Department of Brain and Behavioral Sciences, Università degli Studi di Pavia

 Music represents one of the most pleasurable stimuli throughout our lives. Recent research has shown that musical pleasurable responses rely on the activity of the mesolimbic system, with a main role played by dopaminergic transmission.

Music is also a highly social activity, and the social sharing of an event is known to increase the  perceived emotional intensity via the activation of the reward system.

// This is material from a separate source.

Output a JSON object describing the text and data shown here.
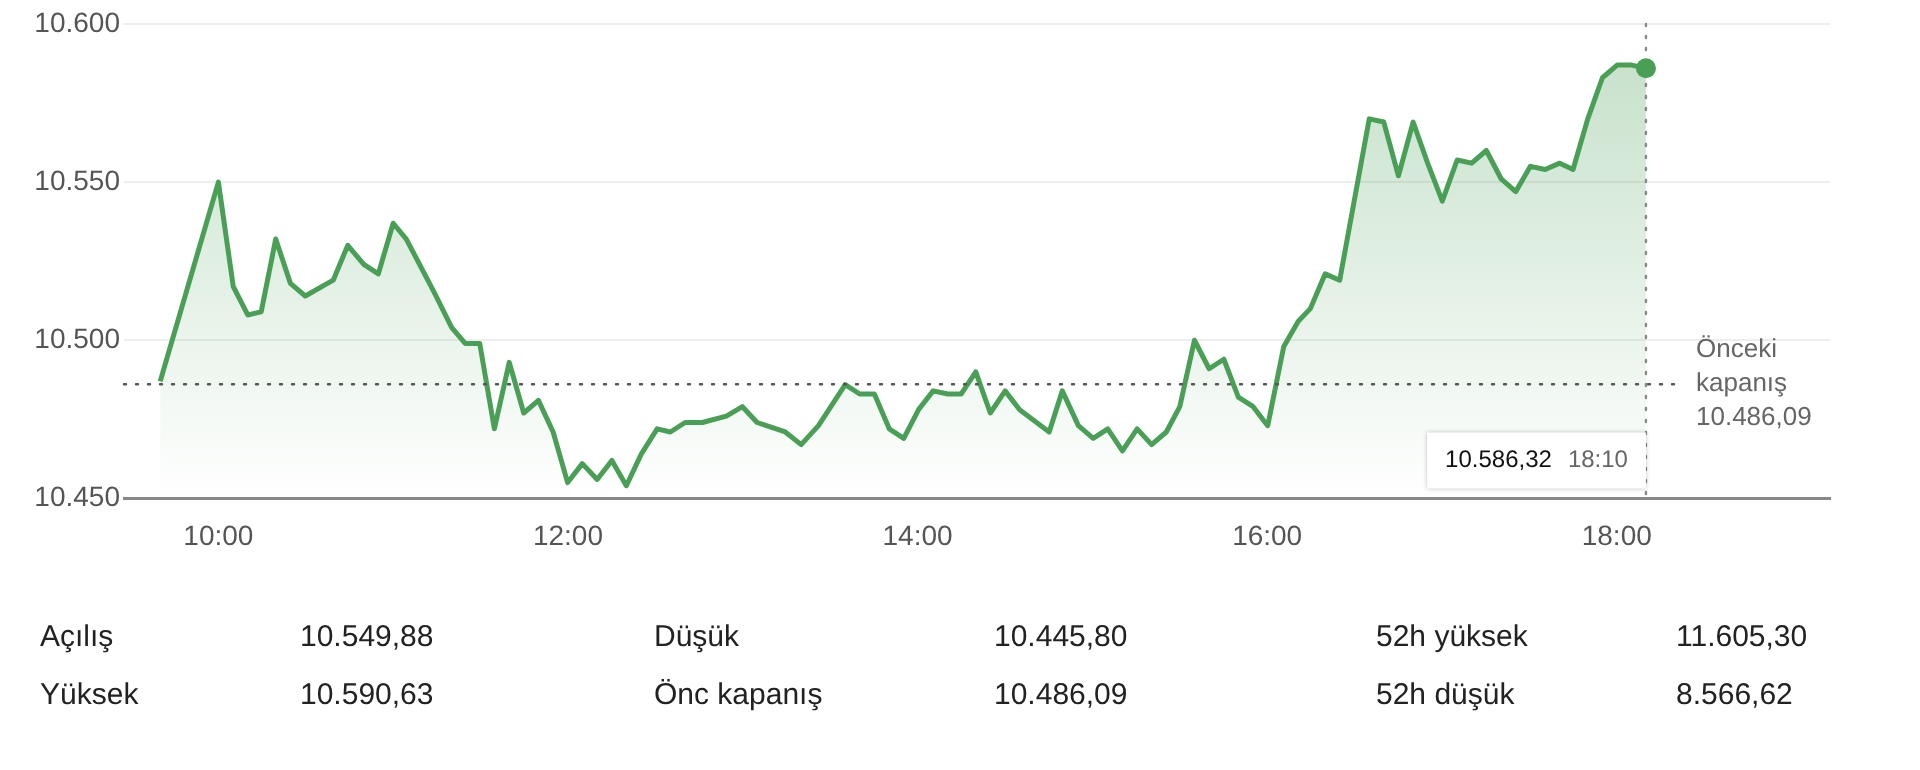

Based on this evidence, we explored the hypothesis that sharing music could enhance music reward. This talk will present data obtained from online and real-life studies showing how sharing music listening can enhance the pleasure derived for music, and the associated benefits on cognition (i.e., memory) and pro-social behavior.


Neural mechanisms for social interaction through music

 Giacomo Novembre

Neuroscience of Perception & Action Laboratory, Italian Institute of Technology (IIT), Rome

 Joint music making is a powerful and widespread social behavior, observable across distinct ages and cultures, and having noteworthy prosocial effects. Yet, the neural mechanisms that permit a group of individuals to jointly make music are poorly understood. In this talk, I will discuss research highlighting the role of two distinct neural mechanisms supporting joint music making. The first neural mechanism, namely action simulation, permits musicians to use their previous experience to represent and simulate the performance of their co-performers. The second neural mechanism, namely inter-neural synchronization, facilitates real-time interpersonal information transfer. While both mechanisms are aimed to facilitate interpersonal coordination, action simulation has a purely endogenous origin while inter-neural synchronization is driven by exogenous cues. As such, action simulation and inter-neural synchrony represent two complementary pillars of joint music making.